Selain itu, pagar-pagar tersebut membentuk kavling-kavling besar dengan ukuran yang bervariasi, bahkan mencapai lebih dari 1.000 meter persegi. Posisi dan kerapatan pagar menghambat pergerakan perahu-perahu kecil, menyulitkan para nelayan untuk mengakses area penangkapan ikan tradisional mereka.
Janji yang Belum Ditepati
KKP mengakui bahwa masih ada pagar laut yang belum dibongkar, termasuk 600 meter di perairan Desa Kohod. Doni Ismanto Darwin, Staf Khusus Menteri Kelautan dan Perikanan, menjelaskan bahwa pembongkaran dihentikan sementara selama bulan Ramadhan karena membutuhkan energi dan fisik yang besar. Ia menjanjikan bahwa pekerjaan akan dilanjutkan setelah Ramadhan usai.
Namun, di lapangan, para nelayan masih menunggu realisasi janji tersebut. Sebagian pagar kavling belum tersentuh pembongkaran sama sekali, menimbulkan pertanyaan dan kekhawatiran di kalangan nelayan.
"Kalau memang masih ada pemiliknya, kami nelayan harus bagaimana? Harus izin dulu kalau mau lewat? Laut itu bukan milik pribadi," ujar Marto dengan nada prihatin.

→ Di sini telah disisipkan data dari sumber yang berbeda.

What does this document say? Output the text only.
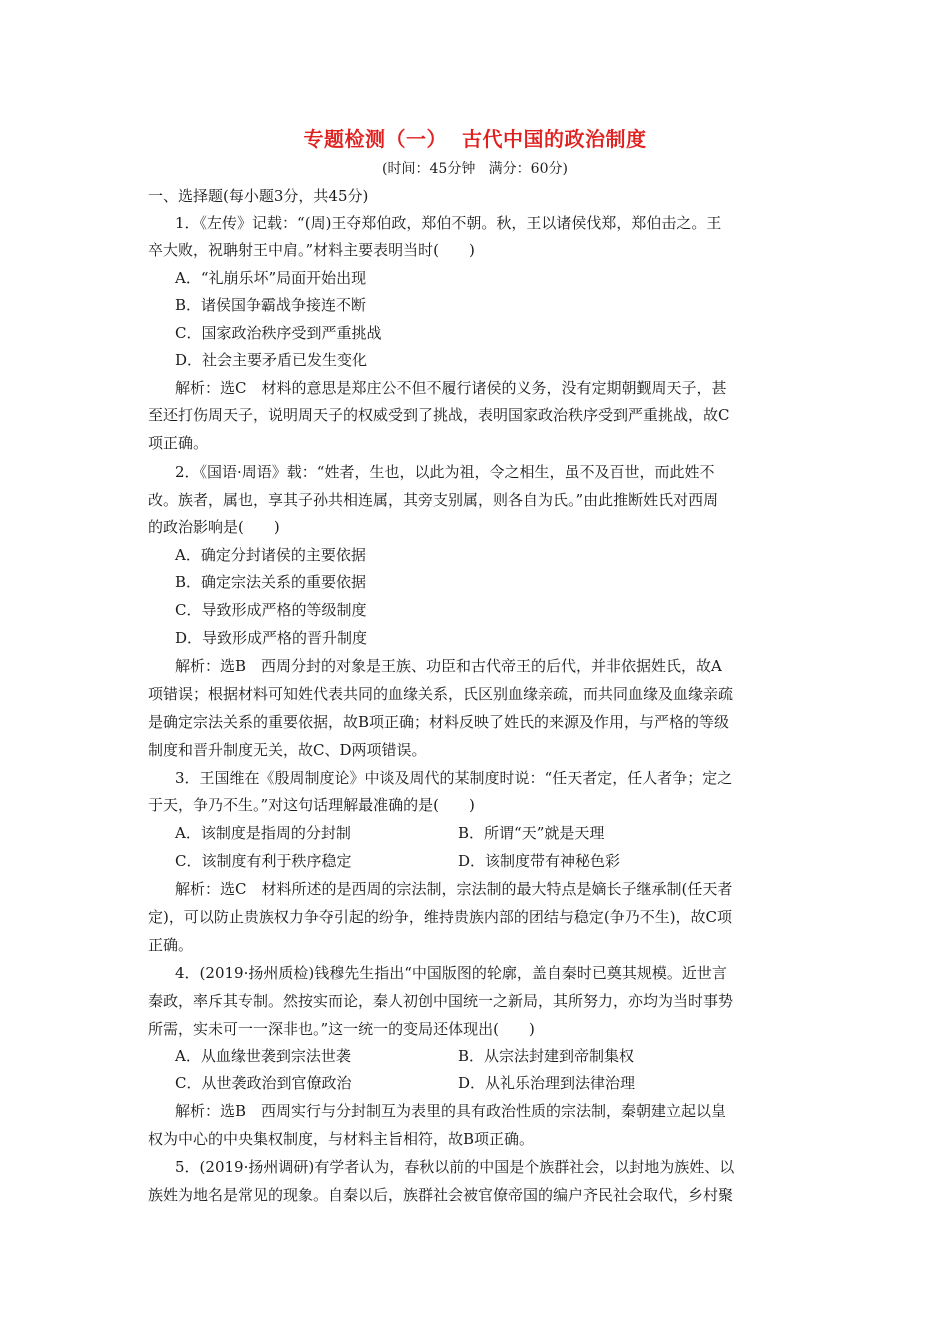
专题检测（一）  古代中国的政治制度
(时间：45分钟   满分：60分)
一、选择题(每小题3分，共45分)
1．《左传》记载：“(周)王夺郑伯政，郑伯不朝。秋，王以诸侯伐郑，郑伯击之。王
卒大败，祝聃射王中肩。”材料主要表明当时(　　)
A．“礼崩乐坏”局面开始出现
B．诸侯国争霸战争接连不断
C．国家政治秩序受到严重挑战
D．社会主要矛盾已发生变化
解析：选C　材料的意思是郑庄公不但不履行诸侯的义务，没有定期朝觐周天子，甚
至还打伤周天子，说明周天子的权威受到了挑战，表明国家政治秩序受到严重挑战，故C
项正确。
2．《国语·周语》载：“姓者，生也，以此为祖，令之相生，虽不及百世，而此姓不
改。族者，属也，享其子孙共相连属，其旁支别属，则各自为氏。”由此推断姓氏对西周
的政治影响是(　　)
A．确定分封诸侯的主要依据
B．确定宗法关系的重要依据
C．导致形成严格的等级制度
D．导致形成严格的晋升制度
解析：选B　西周分封的对象是王族、功臣和古代帝王的后代，并非依据姓氏，故A
项错误；根据材料可知姓代表共同的血缘关系，氏区别血缘亲疏，而共同血缘及血缘亲疏
是确定宗法关系的重要依据，故B项正确；材料反映了姓氏的来源及作用，与严格的等级
制度和晋升制度无关，故C、D两项错误。
3．王国维在《殷周制度论》中谈及周代的某制度时说：“任天者定，任人者争；定之
于天，争乃不生。”对这句话理解最准确的是(　　)
A．该制度是指周的分封制	B．所谓“天”就是天理
C．该制度有利于秩序稳定	D．该制度带有神秘色彩
解析：选C　材料所述的是西周的宗法制，宗法制的最大特点是嫡长子继承制(任天者
定)，可以防止贵族权力争夺引起的纷争，维持贵族内部的团结与稳定(争乃不生)，故C项
正确。
4．(2019·扬州质检)钱穆先生指出“中国版图的轮廓，盖自秦时已奠其规模。近世言
秦政，率斥其专制。然按实而论，秦人初创中国统一之新局，其所努力，亦均为当时事势
所需，实未可一一深非也。”这一统一的变局还体现出(　　)
A．从血缘世袭到宗法世袭	B．从宗法封建到帝制集权
C．从世袭政治到官僚政治	D．从礼乐治理到法律治理
解析：选B　西周实行与分封制互为表里的具有政治性质的宗法制，秦朝建立起以皇
权为中心的中央集权制度，与材料主旨相符，故B项正确。
5．(2019·扬州调研)有学者认为，春秋以前的中国是个族群社会，以封地为族姓、以
族姓为地名是常见的现象。自秦以后，族群社会被官僚帝国的编户齐民社会取代，乡村聚
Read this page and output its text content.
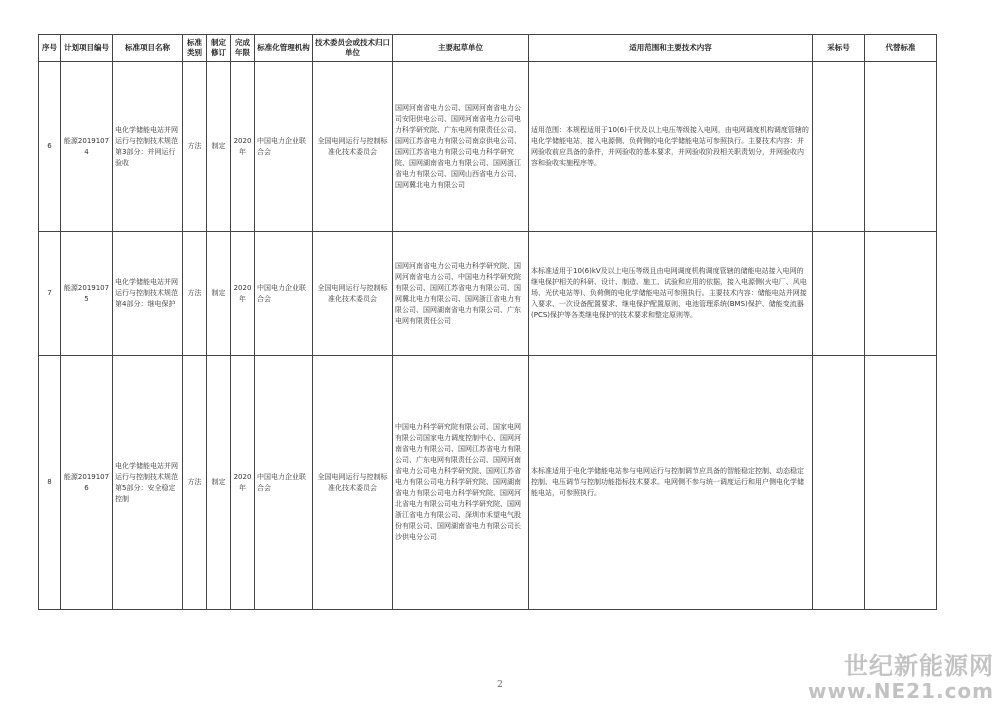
序号	计划项目编号	标准项目名称	标准类别	制定修订	完成年限	标准化管理机构	技术委员会或技术归口单位	主要起草单位	适用范围和主要技术内容	采标号	代替标准
6	能源20191074	电化学储能电站并网运行与控制技术规范第3部分：并网运行验收	方法	制定	2020年	中国电力企业联合会	全国电网运行与控制标准化技术委员会	国网河南省电力公司、国网河南省电力公司安阳供电公司、国网河南省电力公司电力科学研究院、广东电网有限责任公司、国网江苏省电力有限公司南京供电公司、国网江苏省电力有限公司电力科学研究院、国网湖南省电力有限公司、国网浙江省电力有限公司、国网山西省电力公司、国网冀北电力有限公司	适用范围：本规程适用于10(6)千伏及以上电压等级接入电网，由电网调度机构调度管辖的电化学储能电站，接入电源侧、负荷侧的电化学储能电站可参照执行。主要技术内容：并网验收前应具备的条件，并网验收的基本要求，并网验收阶段相关职责划分，并网验收内容和验收实施程序等。		
7	能源20191075	电化学储能电站并网运行与控制技术规范第4部分：继电保护	方法	制定	2020年	中国电力企业联合会	全国电网运行与控制标准化技术委员会	国网河南省电力公司电力科学研究院、国网河南省电力公司、中国电力科学研究院有限公司、国网江苏省电力有限公司、国网冀北电力有限公司、国网浙江省电力有限公司、国网湖南省电力有限公司、广东电网有限责任公司	本标准适用于10(6)kV及以上电压等级且由电网调度机构调度管辖的储能电站接入电网的继电保护相关的科研、设计、制造、施工、试验和应用的依据，接入电源侧(火电厂、风电场、光伏电站等)、负荷侧的电化学储能电站可参照执行。主要技术内容：储能电站并网接入要求、一次设备配置要求、继电保护配置原则、电池管理系统(BMS)保护、储能变流器(PCS)保护等各类继电保护的技术要求和整定原则等。		
8	能源20191076	电化学储能电站并网运行与控制技术规范第5部分：安全稳定控制	方法	制定	2020年	中国电力企业联合会	全国电网运行与控制标准化技术委员会	中国电力科学研究院有限公司、国家电网有限公司国家电力调度控制中心、国网河南省电力有限公司、国网江苏省电力有限公司、广东电网有限责任公司、国网河南省电力公司电力科学研究院、国网江苏省电力有限公司电力科学研究院、国网湖南省电力有限公司电力科学研究院、国网河北省电力有限公司电力科学研究院、国网浙江省电力有限公司、深圳市禾望电气股份有限公司、国网湖南省电力有限公司长沙供电分公司	本标准适用于电化学储能电站参与电网运行与控制调节应具备的智能稳定控制、动态稳定控制、电压调节与控制功能指标技术要求。电网侧不参与统一调度运行和用户侧电化学储能电站，可参照执行。		
2
世纪新能源网
www.NE21.com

Situasi ini mencerminkan ironi yang mendalam. Di satu sisi, pemerintah berjanji untuk melindungi kepentingan nelayan dan menjaga kelestarian lingkungan laut. Namun, di sisi lain, keberadaan pagar laut yang belum dibongkar justru menghambat aktivitas melaut, mengancam mata pencaharian, dan merampas hak para nelayan untuk memanfaatkan laut sebagai sumber kehidupan mereka.
Daftar Keluhan Nelayan
Berikut adalah daftar keluhan nelayan mengenai pagar laut yang belum dibongkar:
- Menghalangi Jalur Melaut: Pagar-pagar tersebut menghambat akses nelayan ke area penangkapan ikan tradisional mereka.

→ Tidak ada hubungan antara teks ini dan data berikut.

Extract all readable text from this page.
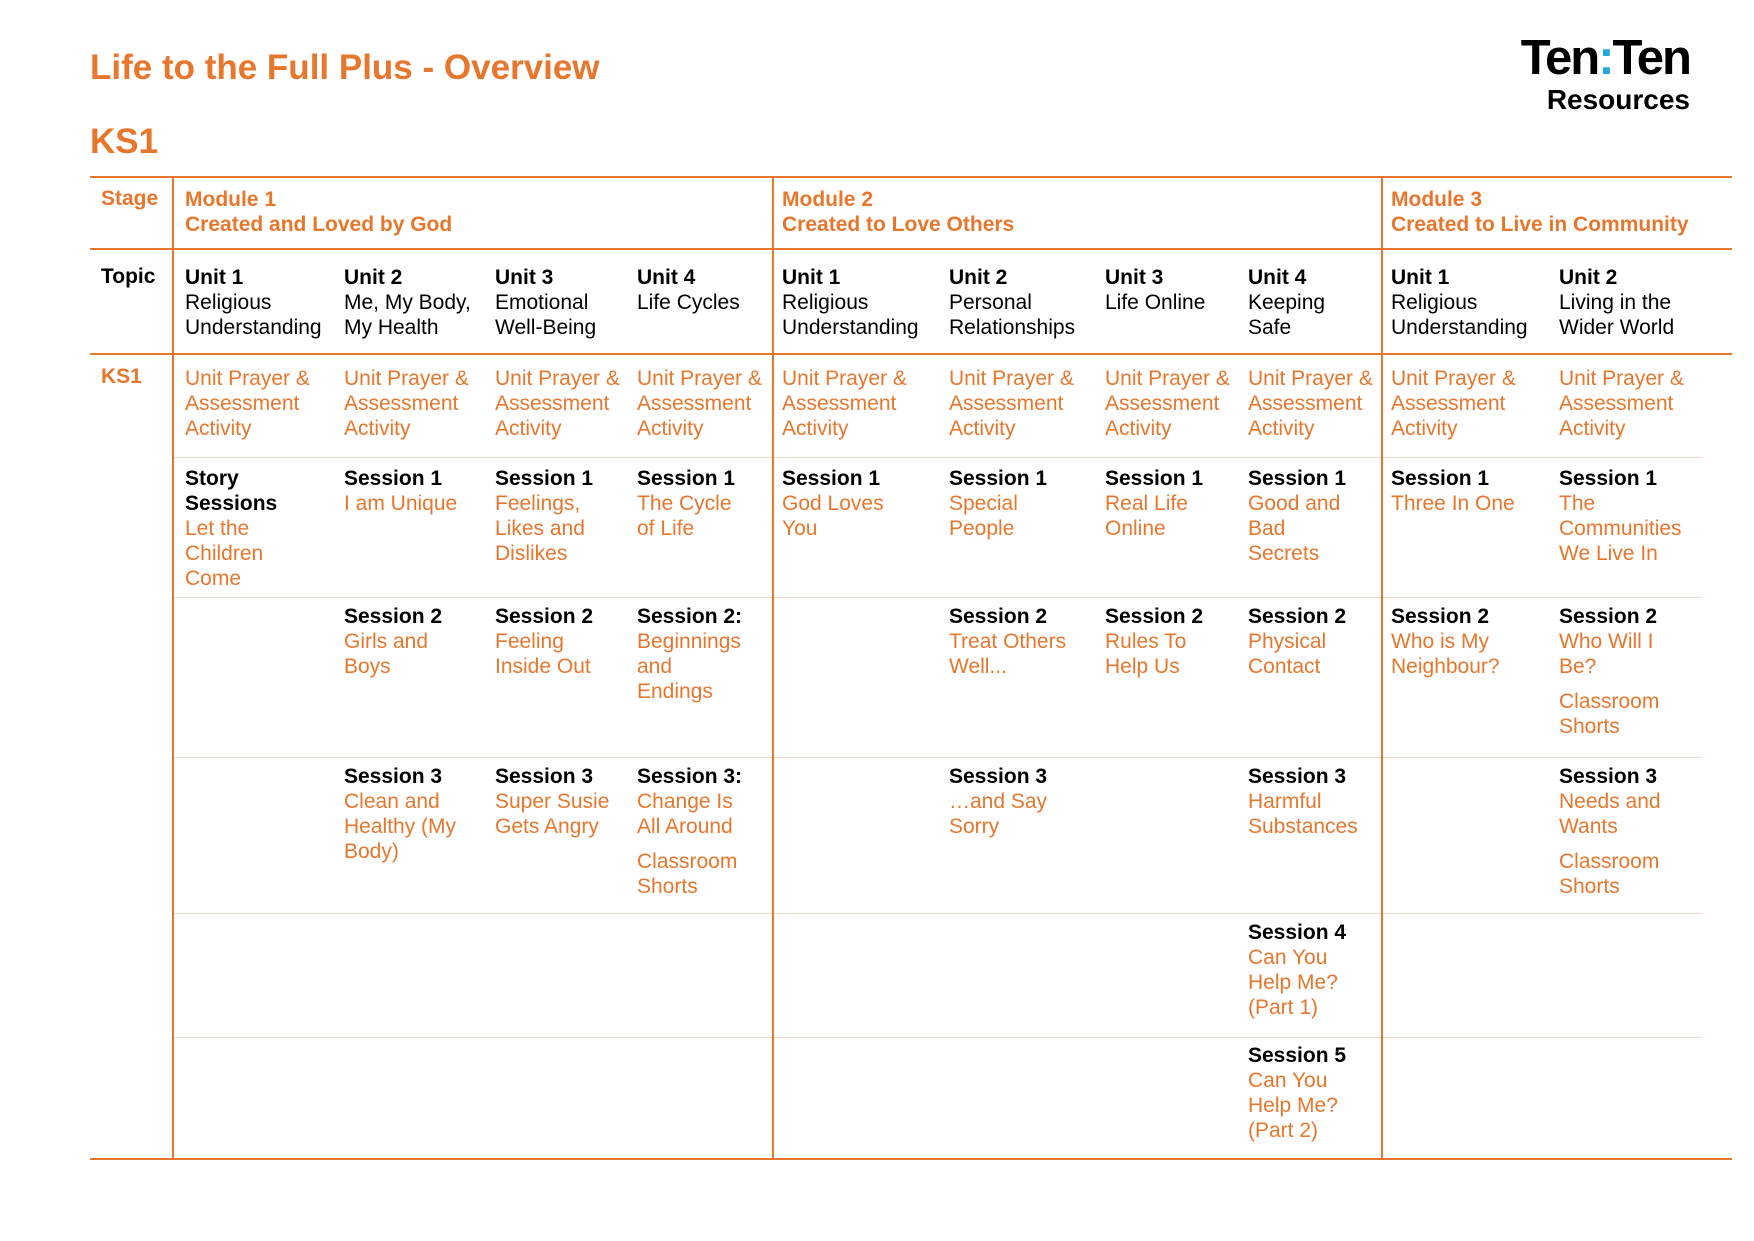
Life to the Full Plus - Overview
KS1
Ten:Ten
Resources
Stage
Topic
KS1

Module 1

Created and Loved by God

Module 2

Created to Love Others

Module 3

Created to Live in Community

Unit 1

Religious

Understanding

Unit 2

Me, My Body,

My Health

Unit 3

Emotional

Well-Being

Unit 4

Life Cycles

Unit 1

Religious

Understanding

Unit 2

Personal

Relationships

Unit 3

Life Online

Unit 4

Keeping

Safe

Unit 1

Religious

Understanding

Unit 2

Living in the

Wider World

Unit Prayer &

Assessment

Activity

Unit Prayer &

Assessment

Activity

Unit Prayer &

Assessment

Activity

Unit Prayer &

Assessment

Activity

Unit Prayer &

Assessment

Activity

Unit Prayer &

Assessment

Activity

Unit Prayer &

Assessment

Activity

Unit Prayer &

Assessment

Activity

Unit Prayer &

Assessment

Activity

Unit Prayer &

Assessment

Activity

Story

Sessions

Let the

Children

Come

Session 1

I am Unique

Session 1

Feelings,

Likes and

Dislikes

Session 1

The Cycle

of Life

Session 1

God Loves

You

Session 1

Special

People

Session 1

Real Life

Online

Session 1

Good and

Bad

Secrets

Session 1

Three In One

Session 1

The

Communities

We Live In

Session 2

Girls and

Boys

Session 2

Feeling

Inside Out

Session 2:

Beginnings

and

Endings

Session 2

Treat Others

Well...

Session 2

Rules To

Help Us

Session 2

Physical

Contact

Session 2

Who is My

Neighbour?

Session 2

Who Will I

Be?

Classroom

Shorts

Session 3

Clean and

Healthy (My

Body)

Session 3

Super Susie

Gets Angry

Session 3:

Change Is

All Around

Classroom

Shorts

Session 3

…and Say

Sorry

Session 3

Harmful

Substances

Session 3

Needs and

Wants

Classroom

Shorts

Session 4

Can You

Help Me?

(Part 1)

Session 5

Can You

Help Me?

(Part 2)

- Menyulitkan Penebaran Jaring: Pagar membuat nelayan kesulitan menebar jaring, mengurangi hasil tangkapan.
- Membentuk Kavling Ilegal: Pagar membentuk kavling-kavling besar yang mengganggu pergerakan perahu dan merusak ekosistem laut.

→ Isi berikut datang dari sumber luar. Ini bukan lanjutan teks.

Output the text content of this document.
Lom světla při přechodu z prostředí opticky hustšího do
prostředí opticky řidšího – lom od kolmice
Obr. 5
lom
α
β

- Janji Pembongkaran yang Tidak Terealisasi: Para nelayan merasa kecewa dengan janji KKP yang belum sepenuhnya ditepati.
- Ketidakpastian Hukum: Status kepemilikan kavling-kavling tersebut tidak jelas, menimbulkan kekhawatiran di kalangan nelayan.
Para nelayan Desa Kohod berharap agar KKP segera menindaklanjuti janji pembongkaran pagar laut dan memastikan bahwa laut kembali menjadi ruang hidup yang bebas dan terbuka bagi mereka.